= Eric Low =

Singaporean politician (1948–2023)

Eric Low Siak Meng (刘锡明 (劉錫明, Líu Xī Míng); 1948 – 3 January 2023) was a Singaporean politician and a general manager. Formerly a member of the People's Action Party (PAP), he decided not to contest for the 2011 general election.

==Political career==
Goh Chok Tong was tasked with the "special assignment" of helping Low win Hougang Single Member Constituency in the 2006 general elections, along with Sitoh Yih Pin, the PAP candidate for Potong Pasir Single Member Constituency. Low and Sitoh were promised more latitude in the Parliament and freedom from being subjected to the party whip if he won Hougang Single Member Constituency.

He contested the Hougang Single Member Constituency in both the 2001 Singapore general election and the 2006 general election, losing both times to Low Thia Khiang from Workers' Party.

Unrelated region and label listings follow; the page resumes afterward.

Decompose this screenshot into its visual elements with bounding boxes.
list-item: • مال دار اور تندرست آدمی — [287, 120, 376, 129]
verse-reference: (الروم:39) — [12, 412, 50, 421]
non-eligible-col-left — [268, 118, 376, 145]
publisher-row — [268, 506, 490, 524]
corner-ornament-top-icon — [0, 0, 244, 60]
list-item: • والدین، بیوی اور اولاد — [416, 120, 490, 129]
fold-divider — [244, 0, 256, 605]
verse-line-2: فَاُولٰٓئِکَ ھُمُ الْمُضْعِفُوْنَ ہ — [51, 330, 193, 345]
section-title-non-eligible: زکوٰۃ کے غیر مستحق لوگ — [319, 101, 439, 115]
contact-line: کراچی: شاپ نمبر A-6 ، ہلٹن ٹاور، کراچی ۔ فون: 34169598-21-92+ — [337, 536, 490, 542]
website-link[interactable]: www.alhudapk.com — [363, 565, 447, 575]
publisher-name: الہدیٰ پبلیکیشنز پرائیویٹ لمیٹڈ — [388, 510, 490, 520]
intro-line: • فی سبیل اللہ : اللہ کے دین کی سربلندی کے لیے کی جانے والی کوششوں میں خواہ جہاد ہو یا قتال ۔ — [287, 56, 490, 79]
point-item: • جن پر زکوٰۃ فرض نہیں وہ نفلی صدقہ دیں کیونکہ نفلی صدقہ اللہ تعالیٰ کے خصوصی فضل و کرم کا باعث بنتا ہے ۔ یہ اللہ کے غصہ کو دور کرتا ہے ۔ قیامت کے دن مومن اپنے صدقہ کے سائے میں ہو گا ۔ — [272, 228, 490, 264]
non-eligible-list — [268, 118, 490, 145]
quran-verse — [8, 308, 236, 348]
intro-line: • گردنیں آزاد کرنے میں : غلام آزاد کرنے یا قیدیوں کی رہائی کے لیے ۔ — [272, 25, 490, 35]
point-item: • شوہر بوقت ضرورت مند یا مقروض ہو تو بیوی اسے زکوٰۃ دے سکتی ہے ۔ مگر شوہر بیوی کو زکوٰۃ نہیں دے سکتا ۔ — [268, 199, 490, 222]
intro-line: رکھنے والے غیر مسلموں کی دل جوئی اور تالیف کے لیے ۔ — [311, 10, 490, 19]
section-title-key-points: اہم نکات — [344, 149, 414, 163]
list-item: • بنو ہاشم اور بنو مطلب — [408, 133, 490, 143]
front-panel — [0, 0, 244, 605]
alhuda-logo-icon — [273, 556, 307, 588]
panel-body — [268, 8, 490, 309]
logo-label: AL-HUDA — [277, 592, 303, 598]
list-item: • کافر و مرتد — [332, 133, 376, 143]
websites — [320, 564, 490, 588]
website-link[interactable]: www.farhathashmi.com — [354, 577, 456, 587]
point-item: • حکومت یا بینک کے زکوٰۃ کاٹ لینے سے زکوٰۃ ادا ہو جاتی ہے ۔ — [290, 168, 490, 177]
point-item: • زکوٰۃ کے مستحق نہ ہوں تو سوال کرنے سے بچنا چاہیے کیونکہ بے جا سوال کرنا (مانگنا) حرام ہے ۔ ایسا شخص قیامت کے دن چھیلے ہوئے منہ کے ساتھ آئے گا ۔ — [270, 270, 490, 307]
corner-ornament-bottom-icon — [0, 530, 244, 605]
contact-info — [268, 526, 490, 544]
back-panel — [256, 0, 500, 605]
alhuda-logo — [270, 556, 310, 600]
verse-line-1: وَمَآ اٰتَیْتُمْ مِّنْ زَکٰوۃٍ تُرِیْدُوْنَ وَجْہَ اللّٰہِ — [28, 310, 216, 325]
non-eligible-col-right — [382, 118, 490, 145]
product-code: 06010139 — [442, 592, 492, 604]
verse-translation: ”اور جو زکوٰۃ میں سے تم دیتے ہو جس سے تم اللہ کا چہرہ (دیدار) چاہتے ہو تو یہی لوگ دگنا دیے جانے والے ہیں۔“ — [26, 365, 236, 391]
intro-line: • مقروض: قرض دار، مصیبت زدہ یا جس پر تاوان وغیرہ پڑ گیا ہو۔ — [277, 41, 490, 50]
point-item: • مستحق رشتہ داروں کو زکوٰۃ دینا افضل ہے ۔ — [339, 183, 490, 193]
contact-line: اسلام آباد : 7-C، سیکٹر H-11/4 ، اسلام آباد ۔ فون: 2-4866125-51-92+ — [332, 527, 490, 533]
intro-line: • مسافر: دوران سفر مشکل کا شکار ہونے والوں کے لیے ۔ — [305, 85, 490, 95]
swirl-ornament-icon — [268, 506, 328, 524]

In 2011, Low announced that he would not contest Hougang SMC in the coming general election.

== Awards ==
Low was awarded the Pingat Bakti Masyarakat (Public Service Medal), Bintang Bakti Masyarakat (Public Service Star) and Bintang Bakti Masyarakat (Public Service Star) - Bar over the years.

==Death==
Low died from natural causes on 3 January 2023 at the age of 74, he would have been 75 at that year.